What are some of the current popular brands of catamaran sailboats?

  • Lagoon – customer centric brand by French boatbuilder since 1984. Fountaine Pajot – founded by French maritime catamaran builder in 1976.
  • Leopard Catamarans established partnership with South African builder, Robertson & Caine in 2000. Catana Catamarans built by Catana Group/France, formerly Poncin Yachts, building catamarans since 2001.
  • Nautitech – French catamaran brand founded in 1990 in Rochefort Sur Mer shipbuilding center. Privilège Catamarans – founded in 1985 in France.
  • Gemini –subsidiary of Performance Cruising Inc. in USA has been building catamarans since 1981.
  • Seawind – catamaran designer/builder in Australia (now built in Vietnam) founded by Aussie surfer/sailor Richard Ward.
  • Sunreef Yachts – world’s leading manufacturer of luxury sailing and power multihulls—all custom; established in 2002 in Gdansk, Poland. Bali Catamarans – brand established in 2014 also produced by renowned Catana shipyard. 
  • Manta Sailing Catamarans are a USA built classic originally designed by noted multihull French naval architect Erik Lerouge and are still prized by catamaran sailors who have established a Manta owners group. Gemini and MaineCat are the only sailing catamarans produced in the USA today.

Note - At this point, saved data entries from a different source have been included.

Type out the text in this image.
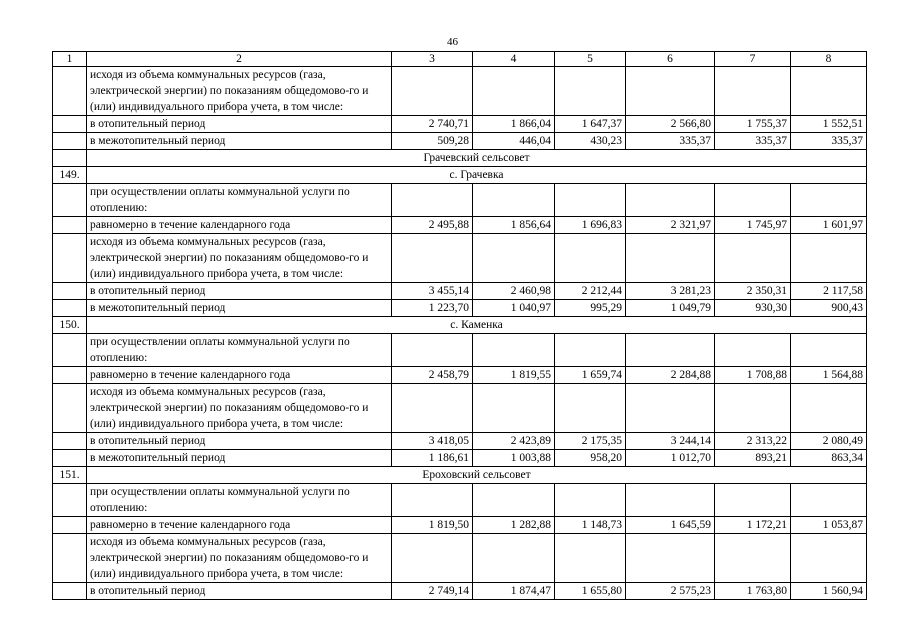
46
1	2	3	4	5	6	7	8
	исходя из объема коммунальных ресурсов (газа, электрической энергии) по показаниям общедомово-го и (или) индивидуального прибора учета, в том числе:						
	в отопительный период	2 740,71	1 866,04	1 647,37	2 566,80	1 755,37	1 552,51
	в межотопительный период	509,28	446,04	430,23	335,37	335,37	335,37
	Грачевский сельсовет						
149.	с. Грачевка						
	при осуществлении оплаты коммунальной услуги по отоплению:						
	равномерно в течение календарного года	2 495,88	1 856,64	1 696,83	2 321,97	1 745,97	1 601,97
	исходя из объема коммунальных ресурсов (газа, электрической энергии) по показаниям общедомово-го и (или) индивидуального прибора учета, в том числе:						
	в отопительный период	3 455,14	2 460,98	2 212,44	3 281,23	2 350,31	2 117,58
	в межотопительный период	1 223,70	1 040,97	995,29	1 049,79	930,30	900,43
150.	с. Каменка						
	при осуществлении оплаты коммунальной услуги по отоплению:						
	равномерно в течение календарного года	2 458,79	1 819,55	1 659,74	2 284,88	1 708,88	1 564,88
	исходя из объема коммунальных ресурсов (газа, электрической энергии) по показаниям общедомово-го и (или) индивидуального прибора учета, в том числе:						
	в отопительный период	3 418,05	2 423,89	2 175,35	3 244,14	2 313,22	2 080,49
	в межотопительный период	1 186,61	1 003,88	958,20	1 012,70	893,21	863,34
151.	Ероховский сельсовет						
	при осуществлении оплаты коммунальной услуги по отоплению:						
	равномерно в течение календарного года	1 819,50	1 282,88	1 148,73	1 645,59	1 172,21	1 053,87
	исходя из объема коммунальных ресурсов (газа, электрической энергии) по показаниям общедомово-го и (или) индивидуального прибора учета, в том числе:						
	в отопительный период	2 749,14	1 874,47	1 655,80	2 575,23	1 763,80	1 560,94
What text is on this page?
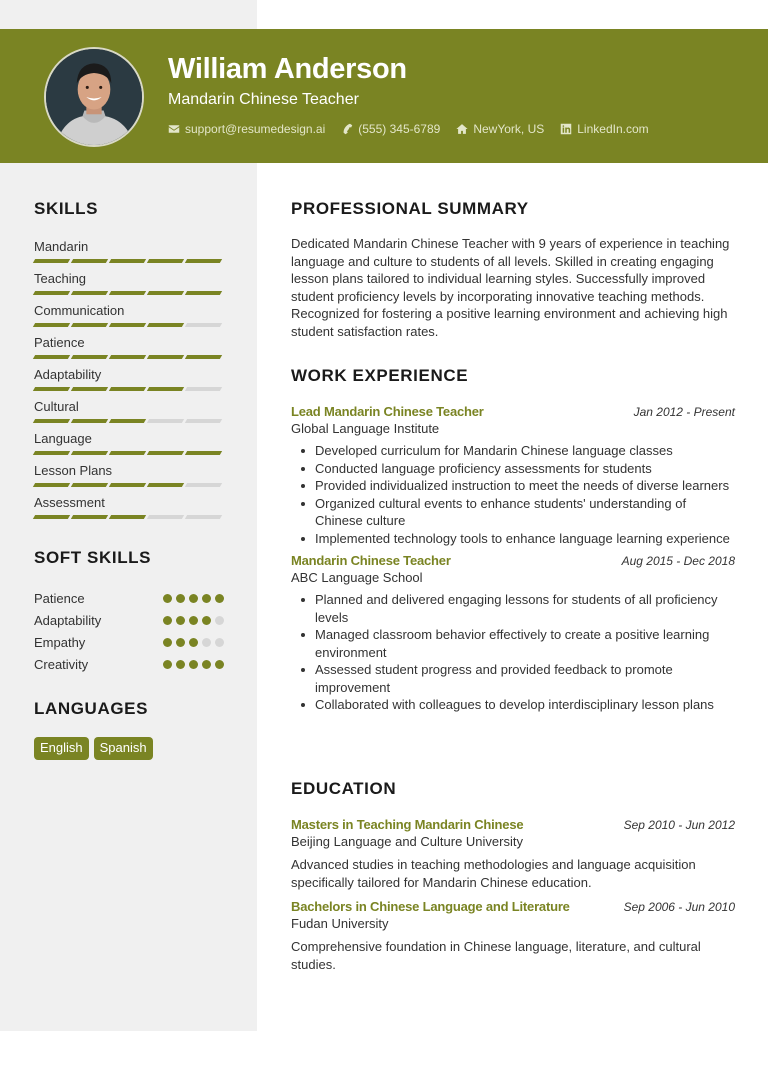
William Anderson
Mandarin Chinese Teacher
support@resumedesign.ai	(555) 345-6789	NewYork, US	LinkedIn.com
SKILLS
Mandarin
Teaching
Communication
Patience
Adaptability
Cultural
Language
Lesson Plans
Assessment
SOFT SKILLS
Patience
Adaptability
Empathy
Creativity
LANGUAGES
English	Spanish
PROFESSIONAL SUMMARY

Dedicated Mandarin Chinese Teacher with 9 years of experience in teaching language and culture to students of all levels. Skilled in creating engaging lesson plans tailored to individual learning styles. Successfully improved student proficiency levels by incorporating innovative teaching methods. Recognized for fostering a positive learning environment and achieving high student satisfaction rates.

WORK EXPERIENCE
Lead Mandarin Chinese Teacher	Jan 2012 - Present
Global Language Institute
Developed curriculum for Mandarin Chinese language classes
Conducted language proficiency assessments for students
Provided individualized instruction to meet the needs of diverse learners
Organized cultural events to enhance students' understanding of Chinese culture
Implemented technology tools to enhance language learning experience
Mandarin Chinese Teacher	Aug 2015 - Dec 2018
ABC Language School
Planned and delivered engaging lessons for students of all proficiency levels
Managed classroom behavior effectively to create a positive learning environment
Assessed student progress and provided feedback to promote improvement
Collaborated with colleagues to develop interdisciplinary lesson plans
EDUCATION
Masters in Teaching Mandarin Chinese	Sep 2010 - Jun 2012
Beijing Language and Culture University

Advanced studies in teaching methodologies and language acquisition specifically tailored for Mandarin Chinese education.

Bachelors in Chinese Language and Literature	Sep 2006 - Jun 2010
Fudan University

Comprehensive foundation in Chinese language, literature, and cultural studies.
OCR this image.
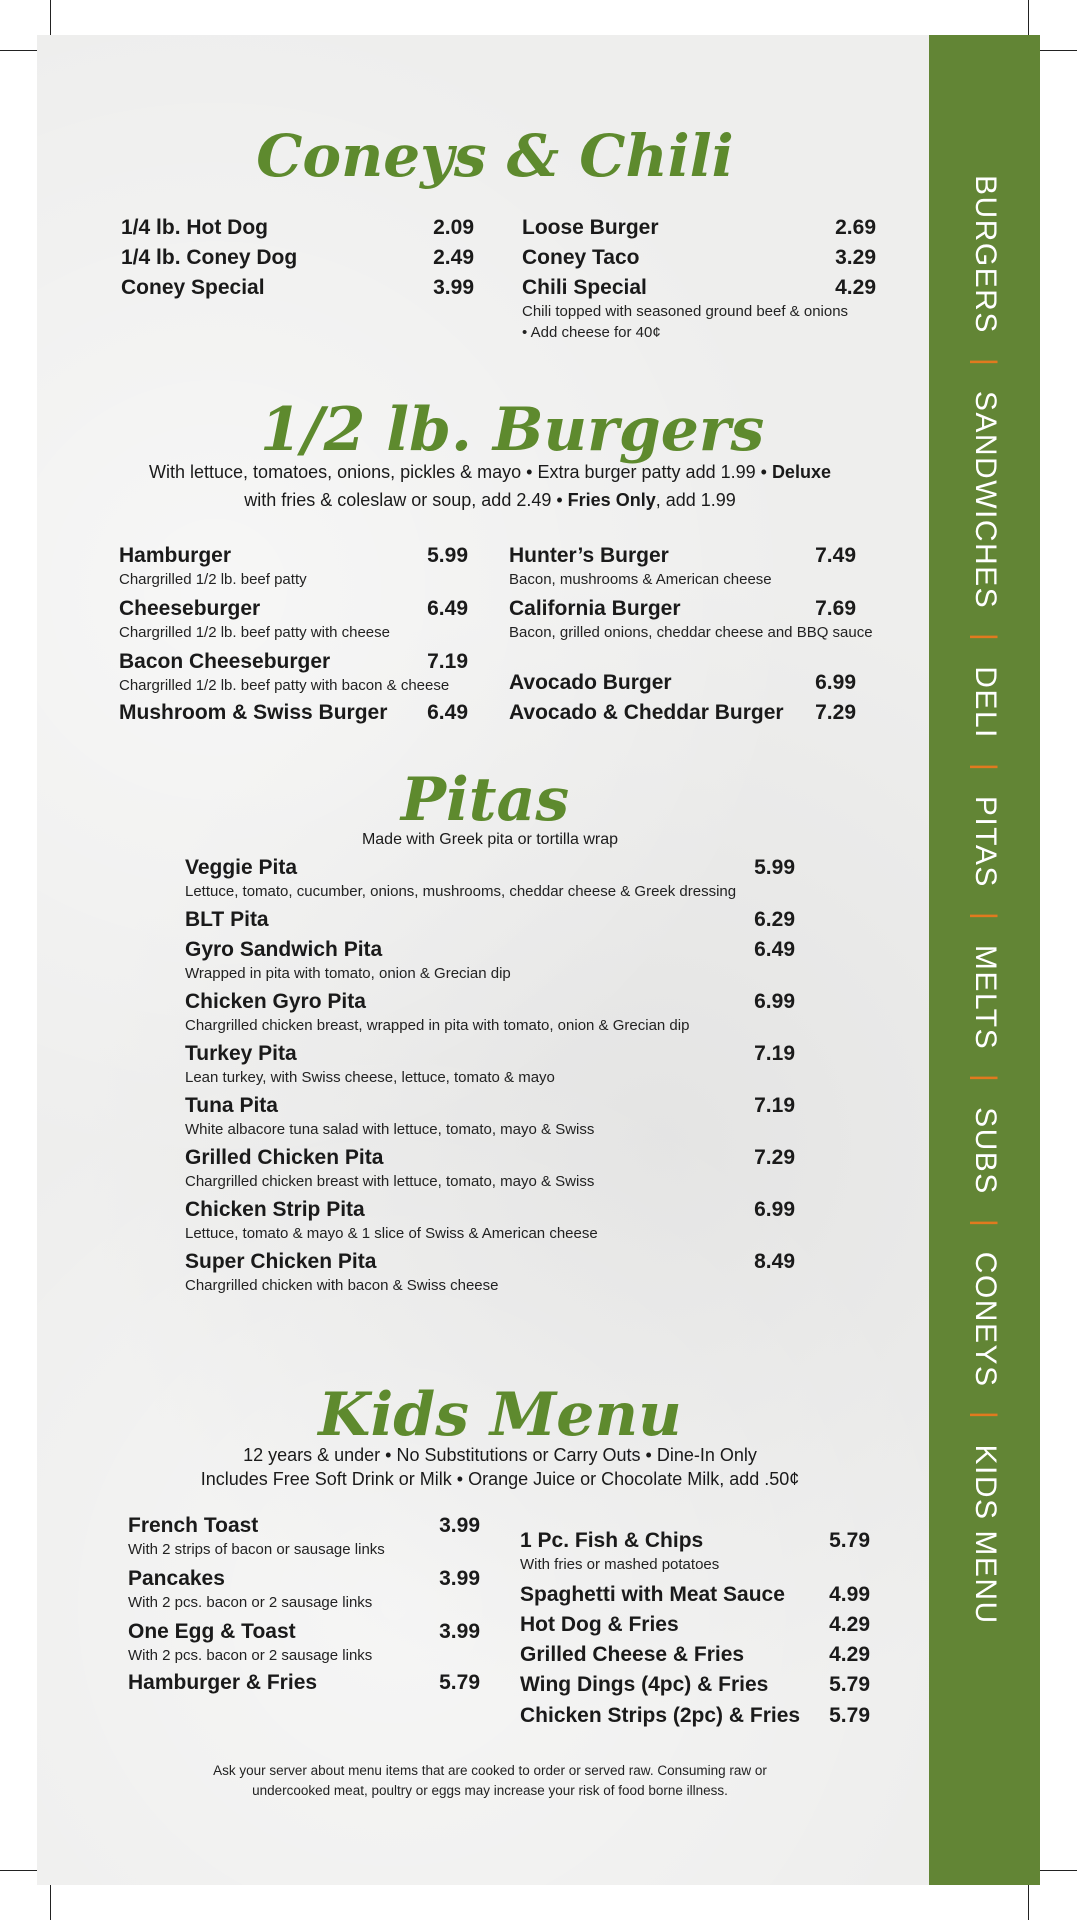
BURGERS | SANDWICHES | DELI | PITAS | MELTS | SUBS | CONEYS | KIDS MENU
Coneys & Chili
1/4 lb. Hot Dog	2.09
1/4 lb. Coney Dog	2.49
Coney Special	3.99
Loose Burger	2.69
Coney Taco	3.29
Chili Special	4.29
Chili topped with seasoned ground beef & onions
• Add cheese for 40¢
1/2 lb. Burgers
With lettuce, tomatoes, onions, pickles & mayo • Extra burger patty add 1.99 • Deluxe
with fries & coleslaw or soup, add 2.49 • Fries Only, add 1.99
Hamburger	5.99
Chargrilled 1/2 lb. beef patty
Cheeseburger	6.49
Chargrilled 1/2 lb. beef patty with cheese
Bacon Cheeseburger	7.19
Chargrilled 1/2 lb. beef patty with bacon & cheese
Mushroom & Swiss Burger	6.49
Hunter’s Burger	7.49
Bacon, mushrooms & American cheese
California Burger	7.69
Bacon, grilled onions, cheddar cheese and BBQ sauce
Avocado Burger	6.99
Avocado & Cheddar Burger	7.29
Pitas
Made with Greek pita or tortilla wrap
Veggie Pita	5.99
Lettuce, tomato, cucumber, onions, mushrooms, cheddar cheese & Greek dressing
BLT Pita	6.29
Gyro Sandwich Pita	6.49
Wrapped in pita with tomato, onion & Grecian dip
Chicken Gyro Pita	6.99
Chargrilled chicken breast, wrapped in pita with tomato, onion & Grecian dip
Turkey Pita	7.19
Lean turkey, with Swiss cheese, lettuce, tomato & mayo
Tuna Pita	7.19
White albacore tuna salad with lettuce, tomato, mayo & Swiss
Grilled Chicken Pita	7.29
Chargrilled chicken breast with lettuce, tomato, mayo & Swiss
Chicken Strip Pita	6.99
Lettuce, tomato & mayo & 1 slice of Swiss & American cheese
Super Chicken Pita	8.49
Chargrilled chicken with bacon & Swiss cheese
Kids Menu
12 years & under • No Substitutions or Carry Outs • Dine-In Only
Includes Free Soft Drink or Milk • Orange Juice or Chocolate Milk, add .50¢
French Toast	3.99
With 2 strips of bacon or sausage links
Pancakes	3.99
With 2 pcs. bacon or 2 sausage links
One Egg & Toast	3.99
With 2 pcs. bacon or 2 sausage links
Hamburger & Fries	5.79
1 Pc. Fish & Chips	5.79
With fries or mashed potatoes
Spaghetti with Meat Sauce	4.99
Hot Dog & Fries	4.29
Grilled Cheese & Fries	4.29
Wing Dings (4pc) & Fries	5.79
Chicken Strips (2pc) & Fries	5.79
Ask your server about menu items that are cooked to order or served raw. Consuming raw or
undercooked meat, poultry or eggs may increase your risk of food borne illness.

What is the cost of a 40-to-42 foot sailing catamaran?

The median cost of preowned cruising catamaran sailboats model year range 2000 to 2009 and 40-42ft length, currently available in the USA, is $219,900. Worldwide median cost is about $35K higher. For preowned model year range 2010 to 2019, 40-42ft length currently available in USA, median cost is $487,500. Worldwide median is about $10K lower, as there are more available abroad.